June 23, 1912: Alan Turing is born.

Alan Turing was born in London to a member of the Indian Civil Service and his wife, both of whom had resided in British India shortly before the birth of their son. Turing studied at Sherborne School before moving on to King’s College at Cambridge University; from a young age, he displayed a remarkable aptitude for science and mathematics, and in 1936 he published a paper (“On Computable Numbers, with an Application to the Entscheidungsproblem”) in which he introduced an “a-machine” (automatic machine) that later came to be known as the Turing machine, a hypothetical computation device.

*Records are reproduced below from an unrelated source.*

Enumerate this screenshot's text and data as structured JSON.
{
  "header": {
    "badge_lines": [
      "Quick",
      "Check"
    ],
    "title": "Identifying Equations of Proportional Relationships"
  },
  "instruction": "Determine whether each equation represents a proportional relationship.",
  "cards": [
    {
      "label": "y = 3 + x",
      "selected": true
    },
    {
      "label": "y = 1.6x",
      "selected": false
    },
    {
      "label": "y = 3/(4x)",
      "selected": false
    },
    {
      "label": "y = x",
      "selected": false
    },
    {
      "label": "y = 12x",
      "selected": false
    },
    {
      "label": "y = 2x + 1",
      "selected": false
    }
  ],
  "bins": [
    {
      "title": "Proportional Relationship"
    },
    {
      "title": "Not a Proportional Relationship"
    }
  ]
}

Shortly before the outbreak of war in Europe, Turing accepted a position at the Government Code and Cypher School, an intelligence agency dedicated to cryptanalysis. Turing provided much of the initial designs for the bombe decryption device (which was in turn based on Polish designs), used to crack codes enciphered by Nazi Germany’s infamous series of Enigma machines. The flood of military intelligence produced in Bletchley Park and gleaned as a result of British code breaking was codenamed “Ultra”, and was described by both historians and government officials of the time as having shortened the war, while also securing an Allied victory. For his work and contribution to the Allied war effort, Turing was made an officer of the Order of the British Empire. In the few years of the postwar period prior to his suicide, Turing moved away from code breaking and worked on designing computer models; much of his work in these years also heavily influenced the field of artificial intelligence, particularly his 1950 paper “Computer Machines and Intelligence”, in which he proposed and addressed the question “can machines think?”

In 1952, Turing was charged with gross indecency on the grounds of his  homosexuality, which was at the time officially a punishable crime in the United Kingdom under the 1885 Labouchere Amendment. He chose to receive chemical castration in the form of synethetic estrogen injections, administered over the course of one year, rather than face imprisonment. In June of 1954 he was found dead, and upon post-mortem examination his cause of death was established as suicide by cyanide poisoning, although it has been suggested that his death was accidental, the result of a scientific experiment gone wrong.